About Seven and Nine

My two oldest daughters are 7 and 9.

I don’t know where those years went. They don’t seem that long ago, and at the same time they feel like a distant memory. They are a blur of having three babies all two years apart. They are in between still being a baby and heading into middle school. These days are sweet, but they are different.

Gone are the days of tears over juice boxes and broken toys. Now, the tears are over grades and broken friendships. These tears don’t run as often, but they are the tears that make my heart ache and I cry along with her.

The “I hate you mom” yelled from the top of the stairs doesn’t sting so much. I know by now that she doesn’t mean it. Emotions run high and words come more easily. I just wait at the bottom of the stairs for her to return to hug me, cry and say what is really wrong.

Gone are tears from her brushing my hair or torturing my skull. Now she is gently brushing my hair until it is soft, tells me how beautiful I am and asks for me to do the same for her.

Gone are the annoying early morning cartoons. Now I can actually can sit and watch “K.C. Undercover” with them, and I can’t wait until the next episode to see if she ever defeats “The Other Side.”
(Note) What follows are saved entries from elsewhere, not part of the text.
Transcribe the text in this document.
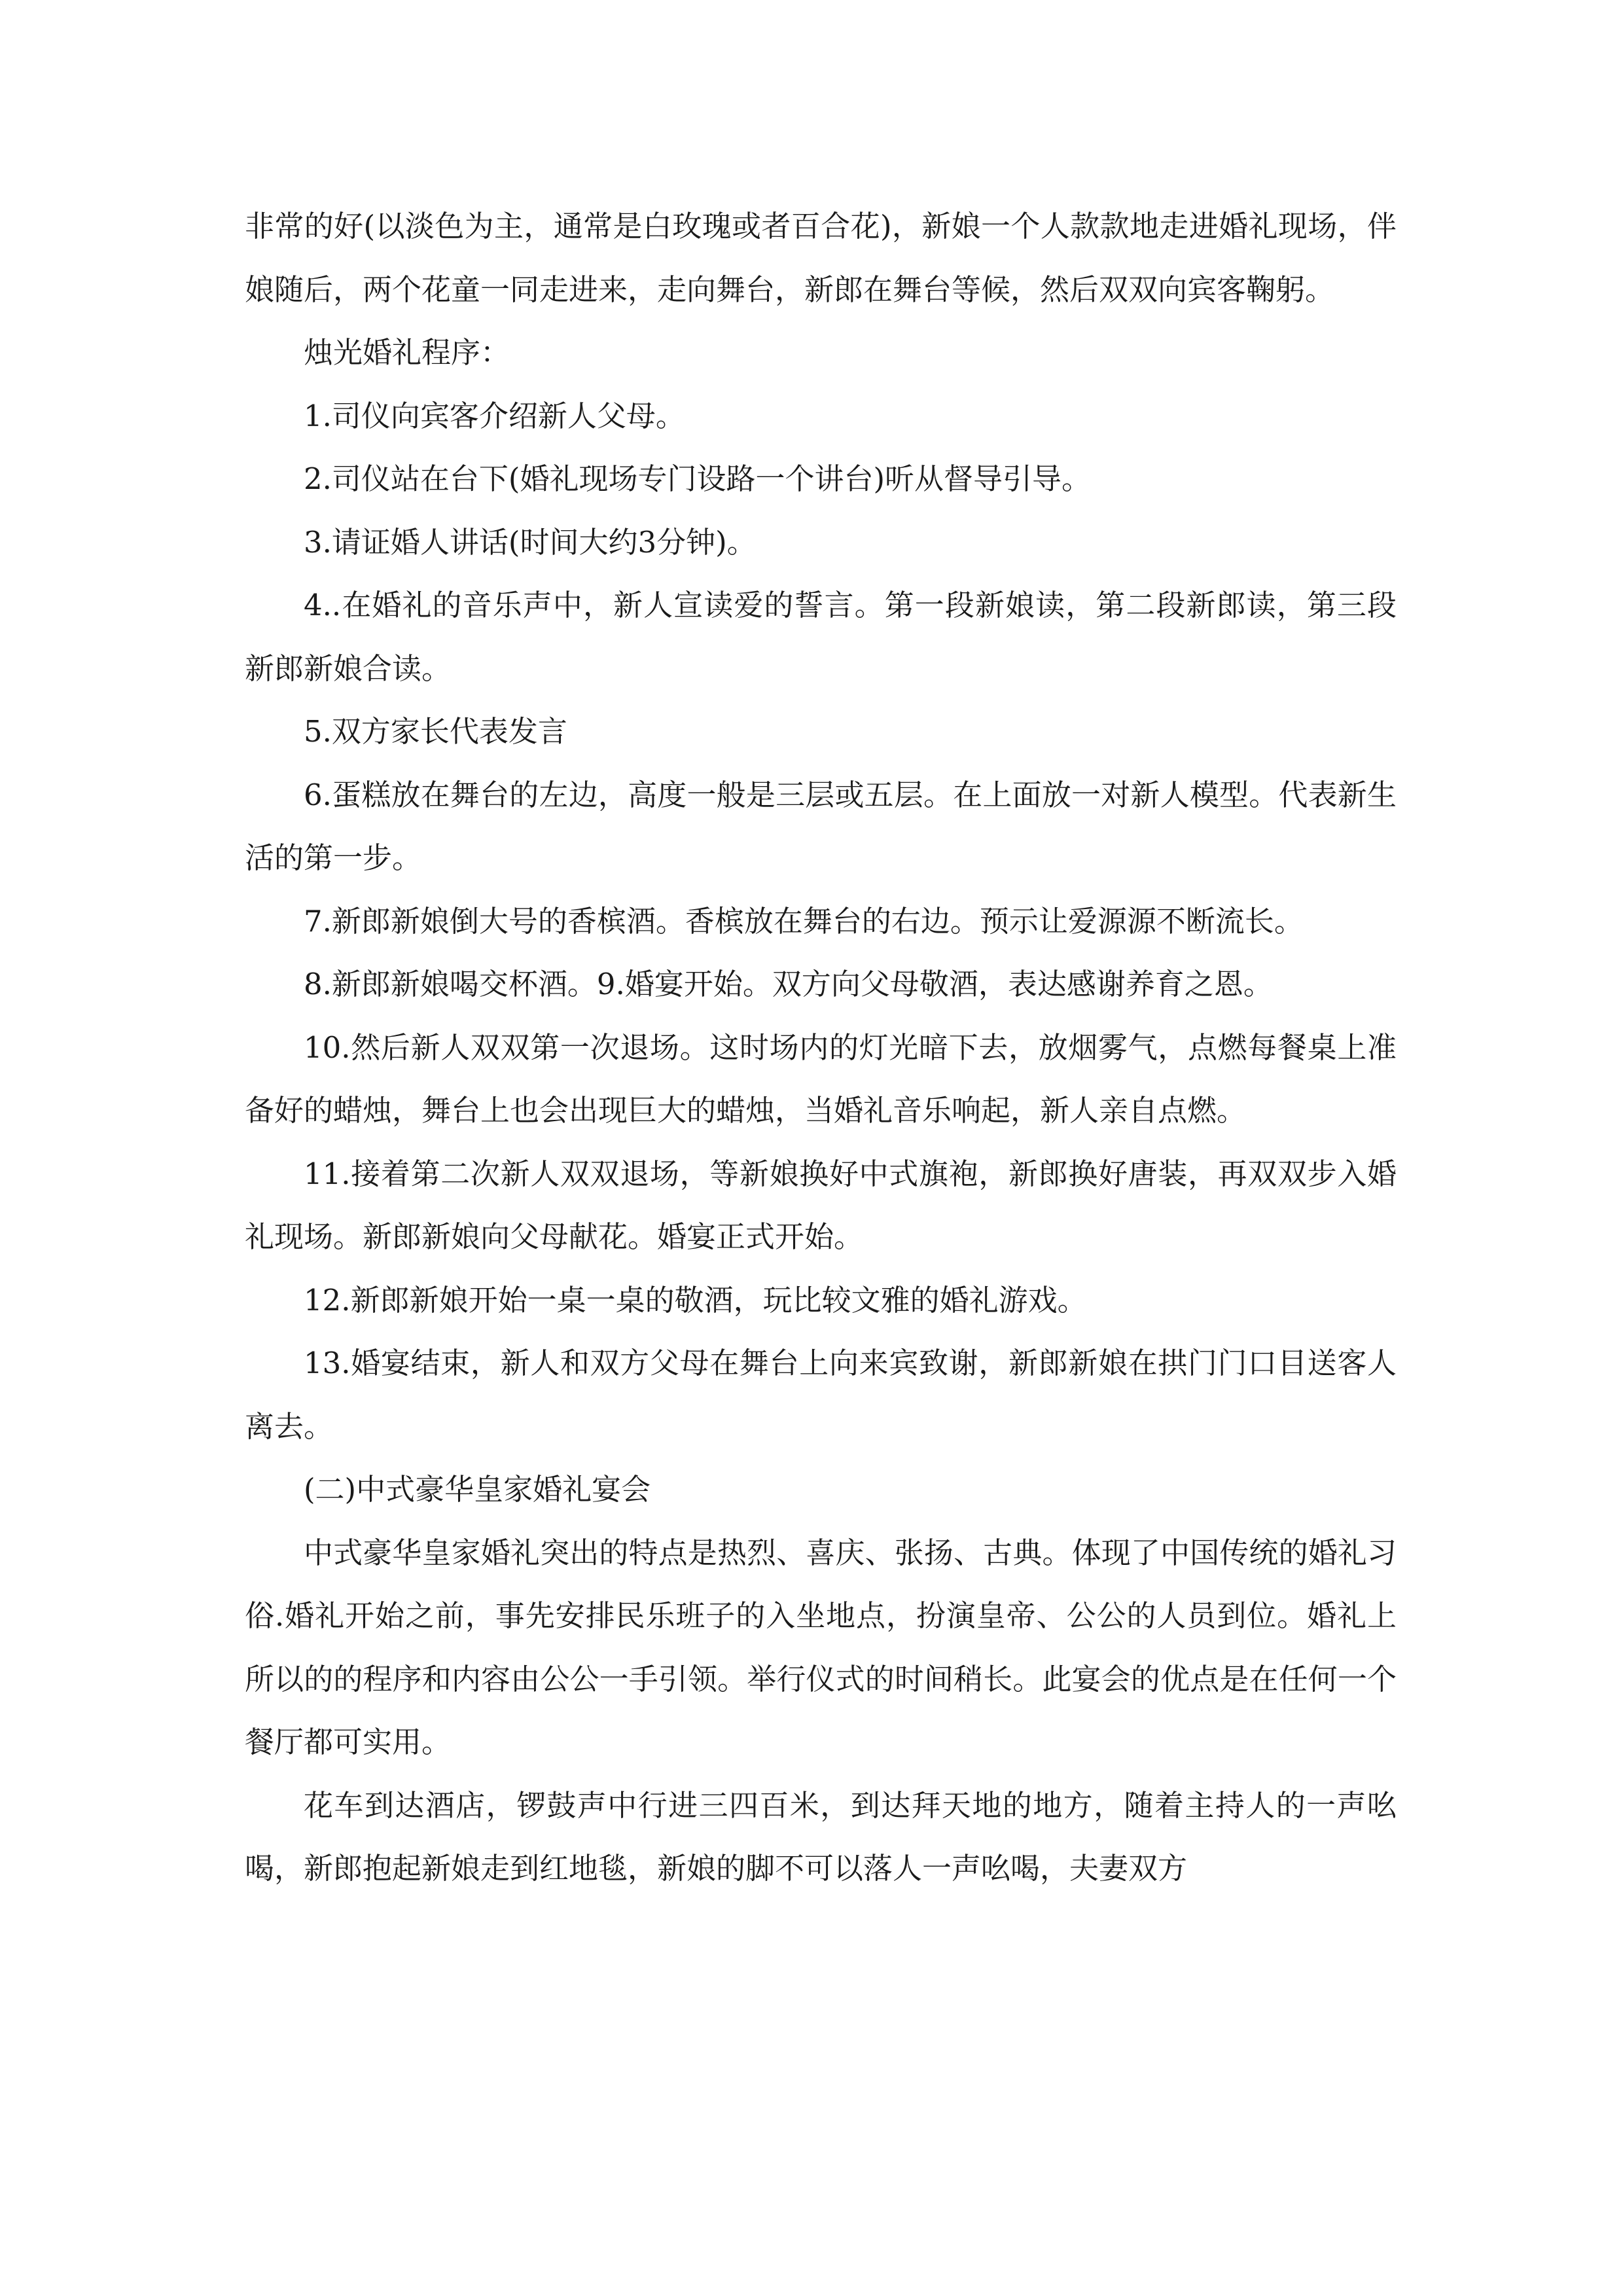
非常的好(以淡色为主，通常是白玫瑰或者百合花)，新娘一个人款款地走进婚礼现场，伴娘随后，两个花童一同走进来，走向舞台，新郎在舞台等候，然后双双向宾客鞠躬。

烛光婚礼程序：

1.司仪向宾客介绍新人父母。

2.司仪站在台下(婚礼现场专门设路一个讲台)听从督导引导。

3.请证婚人讲话(时间大约3分钟)。

4..在婚礼的音乐声中，新人宣读爱的誓言。第一段新娘读，第二段新郎读，第三段新郎新娘合读。

5.双方家长代表发言

6.蛋糕放在舞台的左边，高度一般是三层或五层。在上面放一对新人模型。代表新生活的第一步。

7.新郎新娘倒大号的香槟酒。香槟放在舞台的右边。预示让爱源源不断流长。

8.新郎新娘喝交杯酒。9.婚宴开始。双方向父母敬酒，表达感谢养育之恩。

10.然后新人双双第一次退场。这时场内的灯光暗下去，放烟雾气，点燃每餐桌上准备好的蜡烛，舞台上也会出现巨大的蜡烛，当婚礼音乐响起，新人亲自点燃。

11.接着第二次新人双双退场，等新娘换好中式旗袍，新郎换好唐装，再双双步入婚礼现场。新郎新娘向父母献花。婚宴正式开始。

12.新郎新娘开始一桌一桌的敬酒，玩比较文雅的婚礼游戏。

13.婚宴结束，新人和双方父母在舞台上向来宾致谢，新郎新娘在拱门门口目送客人离去。

(二)中式豪华皇家婚礼宴会

中式豪华皇家婚礼突出的特点是热烈、喜庆、张扬、古典。体现了中国传统的婚礼习俗.婚礼开始之前，事先安排民乐班子的入坐地点，扮演皇帝、公公的人员到位。婚礼上所以的的程序和内容由公公一手引领。举行仪式的时间稍长。此宴会的优点是在任何一个餐厅都可实用。

花车到达酒店，锣鼓声中行进三四百米，到达拜天地的地方，随着主持人的一声吆喝，新郎抱起新娘走到红地毯，新娘的脚不可以落人一声吆喝，夫妻双方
photo credit: Amy Cherie Photography

There are less toys and more earrings. Less batteries and more wifi. But occasionally I catch the two of them playing dolls in their dollhouse. I sit and smile because these moments I treasure more. The innocent play days are fading away. They are sweet and short, and I record the sounds in my mind as I hear them giggle together.

I may not hear the innocent “I love you mommy” as often, but when it is said, it has meaning. The hugs goodbye at carpool are fleeting, but the hugs hello are still strong. The questions are deeper … a little scarier at times … and some of the most important talks we will have. These are the talks that will shape her, and these are the talks she will remember.

The birthday party invites come less, but the friendships are deeper. I see her growing and connecting, and she is amazing. I see glimpses of the woman she is becoming, and my baby she will always be. I will continue to hold her tight when she needs to be held and let her fly when she needs to fly.

She won’t remember how I changed her diapers when she is older, but she will remember when she was nine.


  1. oh man. I read this and cried. I am coming to the realization that my kids are getting big and I am not ready for it. I miss the days where they would play together for hours on end and toys would e everywhere. I have an 8 and 10 yr old. my 8 yr old will still watch cartoons in the morning and the 10 yr old will sit and acquiese. But the toys ARE fewer and the friendship stuff is more difficult. I love that they are bigger so i can talk with them more, but it takes alot more out of me now they are older rather than younger. My mom used to say, i love you at every stage because I get to go through it with you. I Just wish i had cherished it more when they were little, instead of rushing to this stage to look back and wish they were young again. Thank you for this.

  2. I found you from the Fort Worth Moms Blog, who shared your post. My daughter just turned 9, so I’m right there with you. It’s so true… Thanks for sharing!